In my experience, there are two main types of curriculum designs:

mastery – each concept is taught only once, but thoroughly; students are not taught the concept again. Ex: Math-U-See, many penmanship programs

spiral – concepts are reviewed throughout the year, more depth of knowledge is added at each visit. Ex: Saxon Math, many foreign language programs

The merits of each type are debated, but given that cognitive science supports interleaved, interval spaced retrieval practice, a spiral design benefits most students. I choose spiral curriculum whenever possible.

“a spiraling series of exercises that cycle back to key skillsets in a seemingly random sequence that adds layers of context and meaning at each turn”

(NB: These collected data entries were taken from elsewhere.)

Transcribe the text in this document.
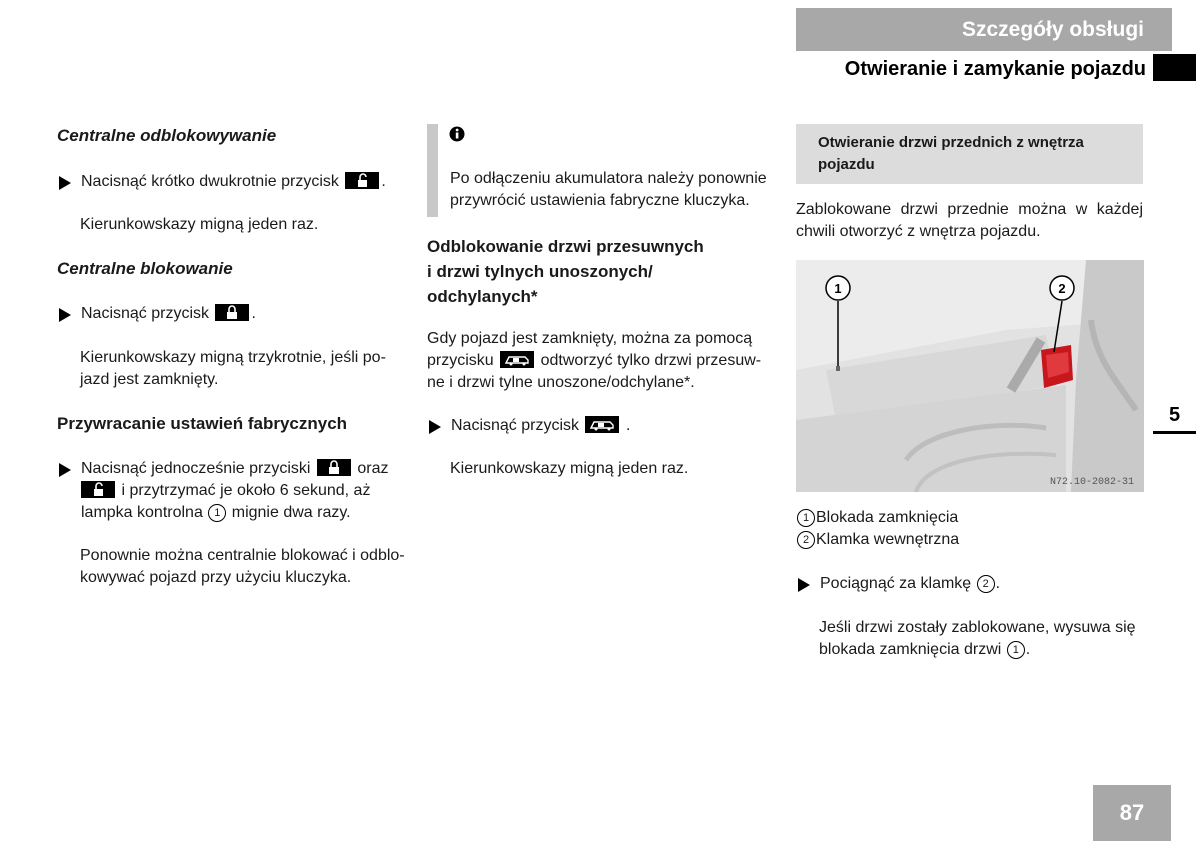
Szczegóły obsługi
Otwieranie i zamykanie pojazdu
5
87
Centralne odblokowywanie
Nacisnąć krótko dwukrotnie przycisk	.
Kierunkowskazy migną jeden raz.
Centralne blokowanie
Nacisnąć przycisk	.
Kierunkowskazy migną trzykrotnie, jeśli po-
jazd jest zamknięty.
Przywracanie ustawień fabrycznych
Nacisnąć jednocześnie przyciski	oraz
i przytrzymać je około 6 sekund, aż
lampka kontrolna 1 mignie dwa razy.
Ponownie można centralnie blokować i odblo-
kowywać pojazd przy użyciu kluczyka.
Po odłączeniu akumulatora należy ponownie
przywrócić ustawienia fabryczne kluczyka.
Odblokowanie drzwi przesuwnych
i drzwi tylnych unoszonych/
odchylanych*
Gdy pojazd jest zamknięty, można za pomocą
przycisku	odtworzyć tylko drzwi przesuw-
ne i drzwi tylne unoszone/odchylane*.
Nacisnąć przycisk	.
Kierunkowskazy migną jeden raz.
Otwieranie drzwi przednich z wnętrza
pojazdu
Zablokowane drzwi przednie można w każdej
chwili otworzyć z wnętrza pojazdu.
1	2
N72.10-2082-31
1 Blokada zamknięcia
2 Klamka wewnętrzna
Pociągnąć za klamkę 2 .
Jeśli drzwi zostały zablokowane, wysuwa się
blokada zamknięcia drzwi 1 .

Many US curricula combine the worst parts of mastery and spiral curricula. For example, most math textbooks have a chapter on fractions. Students learn one type of fraction per lesson, take a chapter test, and don’t learn about fractions again until the next year. While technically this is a spiral, this is not a useful spiral—instead, as Willingham writes, “students don’t stick with any topic long enough to develop a deep conceptual understanding.” I call these exposure curricula.

In poor curricula:

practice is not spaced—students have one or two days to learn

practice isn’t interleaved—homework has 10 problems of type 1, 10 of type 2, and 10 of type 3, in that order.

practice is not varied—homework is only on that day’s concepts or procedures.

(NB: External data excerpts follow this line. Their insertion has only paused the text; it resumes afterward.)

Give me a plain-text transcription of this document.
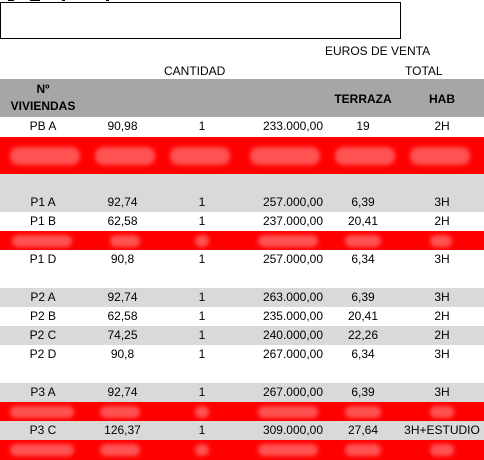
EUROS DE VENTA
CANTIDAD	TOTAL
Nº
VIVIENDAS	TERRAZA	HAB
PB A	90,98	1	233.000,00	19	2H
P1 A	92,74	1	257.000,00	6,39	3H
P1 B	62,58	1	237.000,00	20,41	2H
P1 D	90,8	1	257.000,00	6,34	3H
P2 A	92,74	1	263.000,00	6,39	3H
P2 B	62,58	1	235.000,00	20,41	2H
P2 C	74,25	1	240.000,00	22,26	2H
P2 D	90,8	1	267.000,00	6,34	3H
P3 A	92,74	1	267.000,00	6,39	3H
P3 C	126,37	1	309.000,00	27,64	3H+ESTUDIO
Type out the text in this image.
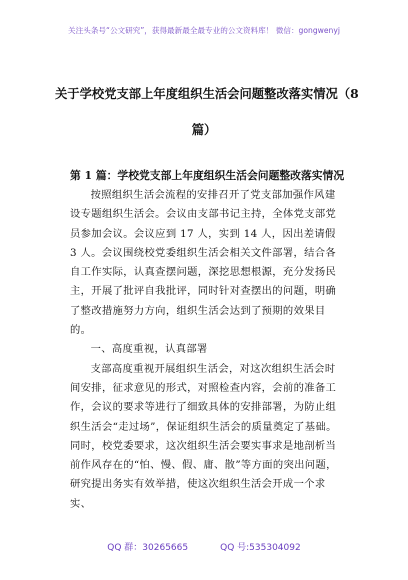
关注头条号“公文研究”，获得最新最全最专业的公文资料库！ 微信：gongwenyj
关于学校党支部上年度组织生活会问题整改落实情况（8
篇）
第 1 篇：学校党支部上年度组织生活会问题整改落实情况

按照组织生活会流程的安排召开了党支部加强作风建设专题组织生活会。会议由支部书记主持，全体党支部党员参加会议。会议应到 17 人，实到 14 人，因出差请假 3 人。会议围绕校党委组织生活会相关文件部署，结合各自工作实际，认真查摆问题，深挖思想根源，充分发扬民主，开展了批评自我批评，同时针对查摆出的问题，明确了整改措施努力方向，组织生活会达到了预期的效果目的。

一、高度重视，认真部署

支部高度重视开展组织生活会，对这次组织生活会时间安排，征求意见的形式，对照检查内容，会前的准备工作，会议的要求等进行了细致具体的安排部署，为防止组织生活会“走过场”，保证组织生活会的质量奠定了基础。同时，校党委要求，这次组织生活会要实事求是地剖析当前作风存在的“怕、慢、假、庸、散”等方面的突出问题，研究提出务实有效举措，使这次组织生活会开成一个求实、

QQ 群：30265665	QQ 号:535304092
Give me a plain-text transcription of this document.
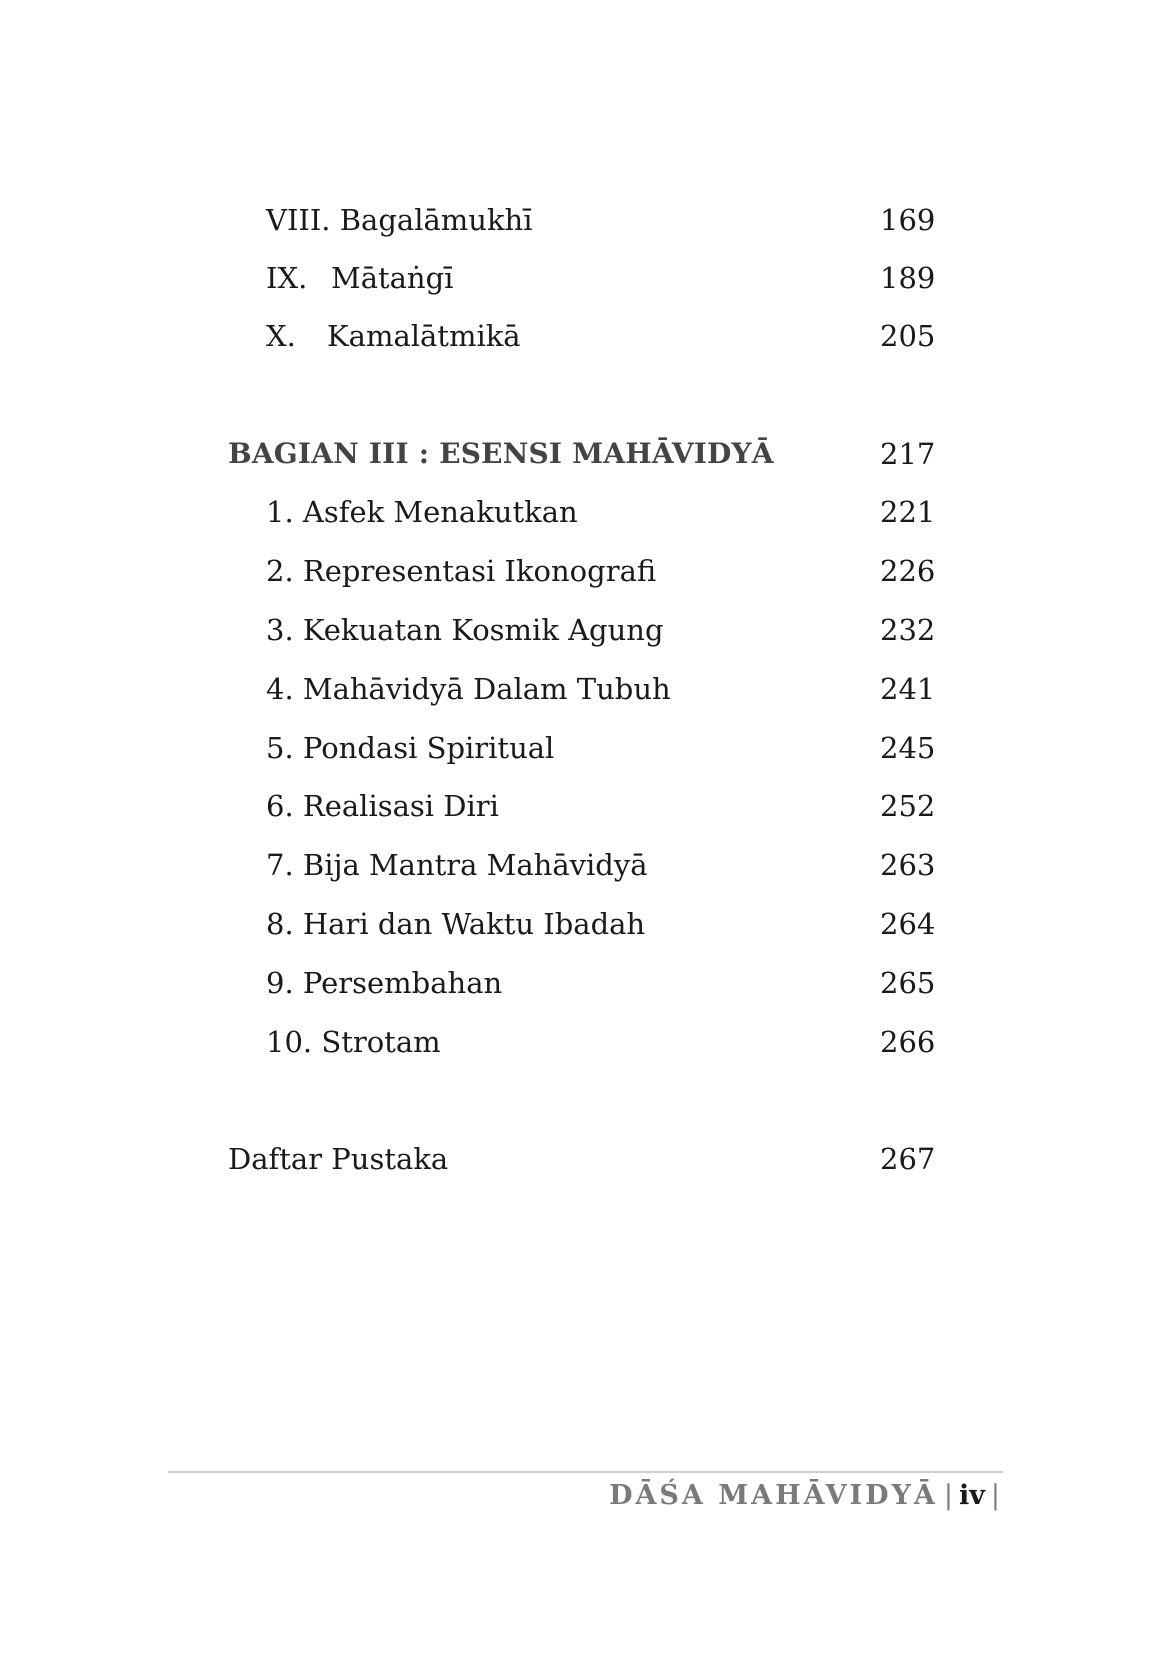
VIII. Bagalāmukhī	169
IX. Mātaṅgī	189
X. Kamalātmikā	205
BAGIAN III : ESENSI MAHĀVIDYĀ	217
1. Asfek Menakutkan	221
2. Representasi Ikonografi	226
3. Kekuatan Kosmik Agung	232
4. Mahāvidyā Dalam Tubuh	241
5. Pondasi Spiritual	245
6. Realisasi Diri	252
7. Bija Mantra Mahāvidyā	263
8. Hari dan Waktu Ibadah	264
9. Persembahan	265
10. Strotam	266
Daftar Pustaka	267
DĀŚA MAHĀVIDYĀ | iv |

Teachers and students tend to dislike intensive spiral curricula because:

spacing out practice means that students have to put forth more effort to remember

interleaved practice feels more difficult than massed practice; it seems hard, chaotic, or boring

varied practice loses the sense of mastery students get from successfully completing ten problems in a row

Choose a curriculum with built-in interleaved, interval spaced retrieval practice whenever possible.